The Growers Guild

Facilitating Collective Action

Facilitating Relationships, Learning, and Resource Sharing

Training, education, and convening spaces for learning and planning together are instrumental for building strategic, sustainable, and inclusive movements. The Horizons Project works with partner organizations to support trainers, facilitators, and coaches as they hone their craft in service of organizers, bridgebuilders, and activists working to strengthen our democracy and counter anti-democratic norms and behaviors.

The Growers’ Guild

The Growers’ Guild brings together a cohort of cross-disciplinary trainers, facilitators, and coaches who work within the bridgebuilding, social justice, and democracy spaces on an ongoing basis to:

  • Co-create a learning community focused on honing craft and building collective muscle for analyzing context and thinking through trade-offs, gaps, and strengths of respective approaches to social change.
  • Explore how practitioner training and convenings can be more creatively envisioned to weave together a broad-based pro-democracy movement and counter the rising authoritarian threats.
  • Curate and develop interdisciplinary tools and resources that will help activists, bridgebuilders, and organizers build strong relationships and power in a way that centers common humanity, belonging, and resilience.
  • Serve as a platform to offer contextualized coaching, training, and strategic planningsupport to local, state, and national groups and organizations that are working to strengthen our democracy and counter the rising authoritarian threat.

Background

Horizons hosted a panel of trainers, facilitators, and organizers that work in different methodologies across the movement space. The aim was to discuss how people who fill “cross-network roles” (like movement trainers, facilitators, and coaches) can help activists, organizers, and bridgebuilders do some of this sensemaking. One of the main takeaways from this event was that trainers could benefit from ongoing conversations about how different methodologies, approaches, and curricula can reinforce one another to address key challenges and opportunities they are seeing across the social justice, democracy, and bridgebuilding spaces. Another recommendation was that diverse movement-focused organizations and networks press funders to increase and sustain their investments in training and coaching as a core element of supporting broad-based pro-democracy movement.

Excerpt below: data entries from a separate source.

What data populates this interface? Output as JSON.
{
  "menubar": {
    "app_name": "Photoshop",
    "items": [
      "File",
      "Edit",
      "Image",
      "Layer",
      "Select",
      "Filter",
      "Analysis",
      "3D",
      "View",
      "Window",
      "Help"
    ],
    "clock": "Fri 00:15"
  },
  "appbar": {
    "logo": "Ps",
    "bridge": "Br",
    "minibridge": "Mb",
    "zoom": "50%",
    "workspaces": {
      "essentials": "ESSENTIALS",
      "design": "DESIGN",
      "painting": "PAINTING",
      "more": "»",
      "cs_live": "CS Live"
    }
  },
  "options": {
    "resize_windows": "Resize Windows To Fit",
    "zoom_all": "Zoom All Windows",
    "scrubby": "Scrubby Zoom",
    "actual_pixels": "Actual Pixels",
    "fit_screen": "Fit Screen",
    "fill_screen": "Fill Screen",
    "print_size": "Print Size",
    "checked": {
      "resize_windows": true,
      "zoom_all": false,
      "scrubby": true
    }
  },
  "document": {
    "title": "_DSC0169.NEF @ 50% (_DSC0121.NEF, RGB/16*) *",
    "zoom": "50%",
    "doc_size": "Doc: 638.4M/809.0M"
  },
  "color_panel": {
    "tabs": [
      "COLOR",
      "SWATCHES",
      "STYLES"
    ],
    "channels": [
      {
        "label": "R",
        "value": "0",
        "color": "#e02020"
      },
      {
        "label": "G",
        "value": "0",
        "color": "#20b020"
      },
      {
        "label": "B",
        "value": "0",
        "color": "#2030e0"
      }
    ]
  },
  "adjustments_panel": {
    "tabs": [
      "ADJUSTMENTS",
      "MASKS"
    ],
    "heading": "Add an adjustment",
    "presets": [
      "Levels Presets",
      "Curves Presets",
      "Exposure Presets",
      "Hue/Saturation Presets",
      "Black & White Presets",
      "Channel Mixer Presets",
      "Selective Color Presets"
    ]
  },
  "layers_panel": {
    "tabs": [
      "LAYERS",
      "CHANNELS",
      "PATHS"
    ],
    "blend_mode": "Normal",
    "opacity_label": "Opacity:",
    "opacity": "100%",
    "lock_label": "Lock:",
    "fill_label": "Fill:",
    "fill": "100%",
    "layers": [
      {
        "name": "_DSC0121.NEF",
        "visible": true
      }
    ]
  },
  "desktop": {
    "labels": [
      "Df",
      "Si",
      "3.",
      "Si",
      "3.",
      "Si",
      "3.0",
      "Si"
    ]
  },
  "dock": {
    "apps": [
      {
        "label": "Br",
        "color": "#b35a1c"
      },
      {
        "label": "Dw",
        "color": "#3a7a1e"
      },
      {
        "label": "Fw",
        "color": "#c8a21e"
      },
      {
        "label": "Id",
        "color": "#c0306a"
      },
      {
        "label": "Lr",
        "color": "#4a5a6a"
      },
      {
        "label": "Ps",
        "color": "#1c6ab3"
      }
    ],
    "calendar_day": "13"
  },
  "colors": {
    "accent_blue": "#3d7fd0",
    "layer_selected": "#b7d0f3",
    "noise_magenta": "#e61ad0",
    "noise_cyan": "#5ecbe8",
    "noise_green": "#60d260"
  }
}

After the discussion, the Horizons team held more than 80 scoping conversations with key US-based training organizations to better understand the training landscape and explore what future conversations amongst these groups are needed, as well as who might be interested and available to participate. This resulting Growers’ Guild initiative brings together 16 trainers, facilitators, and coaches from the larger ecosystem of social change (including nonviolent action and social justice, leadership and organizing, bridge building and peacebuilding, and pro-democracy/anti-authoritarianism organizing).

In addition to the core group of Growers’ Guild members, Horizons is committed to sharing key insights and potential tools the Guild may develop with a larger network of friends/organizations interested in these reflections/resources. We are also exploring how to more meaningfully engage this larger network.